1. Introduction
==

In the previous missions, we learned how the linear regression model estimates the relationship between the feature columns and the target column and how we can use that for making predictions. In this mission and the next, we'll discuss the 2 most common ways for finding the optimal parameter values for a linear regression model. Each combination of unique parameter values forms a unique linear regression model, and the process of finding these optimal values is known as **model fitting**. Both approaches to model fitting we'll explore aim to minimize the following function:

$$MSE=\frac{1}{n}\sum_{i=1}^n(\hat{y}_i−y_i)^2$$


This function is the mean squared error between the predicted labels made using a given model and the true labels. The problem of choosing a set of values that minimize or maximize another function is known as an [optimization problem](https://en.wikipedia.org/wiki/Mathematical_optimization).

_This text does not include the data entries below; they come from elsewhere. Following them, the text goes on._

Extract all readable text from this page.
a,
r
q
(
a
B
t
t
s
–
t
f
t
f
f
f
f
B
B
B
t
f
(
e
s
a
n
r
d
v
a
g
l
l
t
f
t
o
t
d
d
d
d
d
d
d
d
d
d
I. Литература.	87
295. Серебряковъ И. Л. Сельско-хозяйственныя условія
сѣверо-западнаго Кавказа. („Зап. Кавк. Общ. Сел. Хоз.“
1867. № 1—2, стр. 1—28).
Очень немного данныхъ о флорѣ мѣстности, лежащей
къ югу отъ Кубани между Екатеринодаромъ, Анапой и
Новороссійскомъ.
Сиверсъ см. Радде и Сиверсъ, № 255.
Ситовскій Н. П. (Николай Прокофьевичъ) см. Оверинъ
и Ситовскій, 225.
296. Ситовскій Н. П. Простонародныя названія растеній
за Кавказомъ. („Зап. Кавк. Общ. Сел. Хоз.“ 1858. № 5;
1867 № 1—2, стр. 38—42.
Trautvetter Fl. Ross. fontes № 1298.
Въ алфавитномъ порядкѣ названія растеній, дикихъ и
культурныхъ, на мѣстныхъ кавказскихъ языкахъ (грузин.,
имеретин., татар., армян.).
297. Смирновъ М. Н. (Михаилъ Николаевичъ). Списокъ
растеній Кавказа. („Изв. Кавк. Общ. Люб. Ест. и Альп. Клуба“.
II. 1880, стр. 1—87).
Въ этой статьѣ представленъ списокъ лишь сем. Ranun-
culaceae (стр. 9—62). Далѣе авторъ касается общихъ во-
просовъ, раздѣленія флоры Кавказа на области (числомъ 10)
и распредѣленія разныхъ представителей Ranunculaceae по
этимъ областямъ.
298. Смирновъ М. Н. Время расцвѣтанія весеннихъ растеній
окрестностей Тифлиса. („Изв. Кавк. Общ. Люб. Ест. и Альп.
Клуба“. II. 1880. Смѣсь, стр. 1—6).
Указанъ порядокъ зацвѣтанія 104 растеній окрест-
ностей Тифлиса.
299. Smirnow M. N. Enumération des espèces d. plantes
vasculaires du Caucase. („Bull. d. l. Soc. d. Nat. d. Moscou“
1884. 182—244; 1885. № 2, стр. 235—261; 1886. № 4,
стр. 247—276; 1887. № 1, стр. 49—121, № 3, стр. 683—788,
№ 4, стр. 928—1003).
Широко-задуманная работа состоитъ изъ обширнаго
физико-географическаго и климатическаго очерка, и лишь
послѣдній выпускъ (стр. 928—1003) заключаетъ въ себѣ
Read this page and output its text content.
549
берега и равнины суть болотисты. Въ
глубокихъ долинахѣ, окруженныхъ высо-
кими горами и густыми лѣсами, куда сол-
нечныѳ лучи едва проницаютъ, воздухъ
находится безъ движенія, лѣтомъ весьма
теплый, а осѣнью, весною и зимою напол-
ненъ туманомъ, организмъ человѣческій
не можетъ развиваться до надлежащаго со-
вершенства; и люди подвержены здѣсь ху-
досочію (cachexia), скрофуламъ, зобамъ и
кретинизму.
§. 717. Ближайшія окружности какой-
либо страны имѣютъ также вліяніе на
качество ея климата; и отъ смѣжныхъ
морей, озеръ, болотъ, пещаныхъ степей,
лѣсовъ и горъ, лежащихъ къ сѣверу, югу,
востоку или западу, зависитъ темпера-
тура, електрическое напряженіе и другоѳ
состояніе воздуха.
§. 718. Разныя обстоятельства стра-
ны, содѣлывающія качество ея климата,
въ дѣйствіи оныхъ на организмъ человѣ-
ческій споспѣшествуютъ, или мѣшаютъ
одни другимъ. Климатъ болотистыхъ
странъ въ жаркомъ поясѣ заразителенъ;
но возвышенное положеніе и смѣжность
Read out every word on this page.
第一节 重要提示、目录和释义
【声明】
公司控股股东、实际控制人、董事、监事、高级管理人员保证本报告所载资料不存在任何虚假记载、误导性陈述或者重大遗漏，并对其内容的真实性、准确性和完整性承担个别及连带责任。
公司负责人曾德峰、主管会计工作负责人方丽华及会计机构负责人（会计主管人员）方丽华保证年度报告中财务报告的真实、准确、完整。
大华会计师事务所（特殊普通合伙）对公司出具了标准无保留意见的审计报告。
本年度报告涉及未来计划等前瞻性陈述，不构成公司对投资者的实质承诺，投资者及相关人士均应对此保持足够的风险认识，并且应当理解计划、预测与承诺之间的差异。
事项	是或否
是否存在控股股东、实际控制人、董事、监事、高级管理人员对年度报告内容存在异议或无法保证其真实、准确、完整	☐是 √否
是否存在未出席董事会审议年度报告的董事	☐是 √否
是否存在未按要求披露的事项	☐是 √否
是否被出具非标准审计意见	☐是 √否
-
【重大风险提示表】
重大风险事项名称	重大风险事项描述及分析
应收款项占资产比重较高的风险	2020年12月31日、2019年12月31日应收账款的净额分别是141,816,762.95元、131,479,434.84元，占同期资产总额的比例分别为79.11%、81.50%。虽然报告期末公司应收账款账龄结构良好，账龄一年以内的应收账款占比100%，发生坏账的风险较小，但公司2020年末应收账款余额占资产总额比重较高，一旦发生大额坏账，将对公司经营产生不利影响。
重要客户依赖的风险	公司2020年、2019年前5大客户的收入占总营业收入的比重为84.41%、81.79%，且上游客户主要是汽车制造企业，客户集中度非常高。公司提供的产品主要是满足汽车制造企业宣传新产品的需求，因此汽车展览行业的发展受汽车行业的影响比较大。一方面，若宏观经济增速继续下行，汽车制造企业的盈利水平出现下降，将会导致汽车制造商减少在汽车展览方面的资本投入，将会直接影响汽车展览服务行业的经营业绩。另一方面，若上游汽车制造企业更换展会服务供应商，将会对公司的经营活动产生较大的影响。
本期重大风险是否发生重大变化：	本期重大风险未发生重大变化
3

To build intuition for the optimization process, let's start with a single parameter linear regression model:

$$\hat{y}=a_1x_1$$

Note that this is different from a simple linear regression model, which actually has two parameters: $x_0$ and $x_1$.

$$\hat{y}=a_1x_1+a_0$$

Let's use the **Gr Liv Area** column for the single parameter:

$$\hat{SalePrice}=a_1∗GrLivArea$$




In [2]:
import pandas as pd
data = pd.read_csv('AmesHousing.txt', delimiter="\t")
train = data[0:1460]
test = data[1460:]

target = 'SalePrice'

In [3]:
from bokeh.io import push_notebook, show, output_notebook
from bokeh.plotting import figure
output_notebook()

In [4]:
from bokeh.models import ColumnDataSource
from bokeh.layouts import column, row
from bokeh.models import CustomJS, ColumnDataSource, Slider, Paragraph
import numpy as np
import matplotlib.pyplot as plt
import seaborn as sns

#################### Rigth figure - MSE vs A1 #####################
# create all poins to initial plot for MSE and a1
all_a1 = np.arange(-400,600)
y_mse = np.zeros(1000)
for i in all_a1:
    y_mse[i] = sum((1/train['Gr Liv Area'].shape[0]) * (all_a1[i]*train['Gr Liv Area'] - train['SalePrice'])**2)
    
# create source
source_msea1 = ColumnDataSource(data=dict(x=all_a1, y=y_mse))

# create a figure
p2 = figure(x_axis_label = 'a1',
           y_axis_label = 'MSE',
           plot_width = 400,
           plot_height = 400)

# initial plot
p2.circle(source=source_msea1, x="x", y="y")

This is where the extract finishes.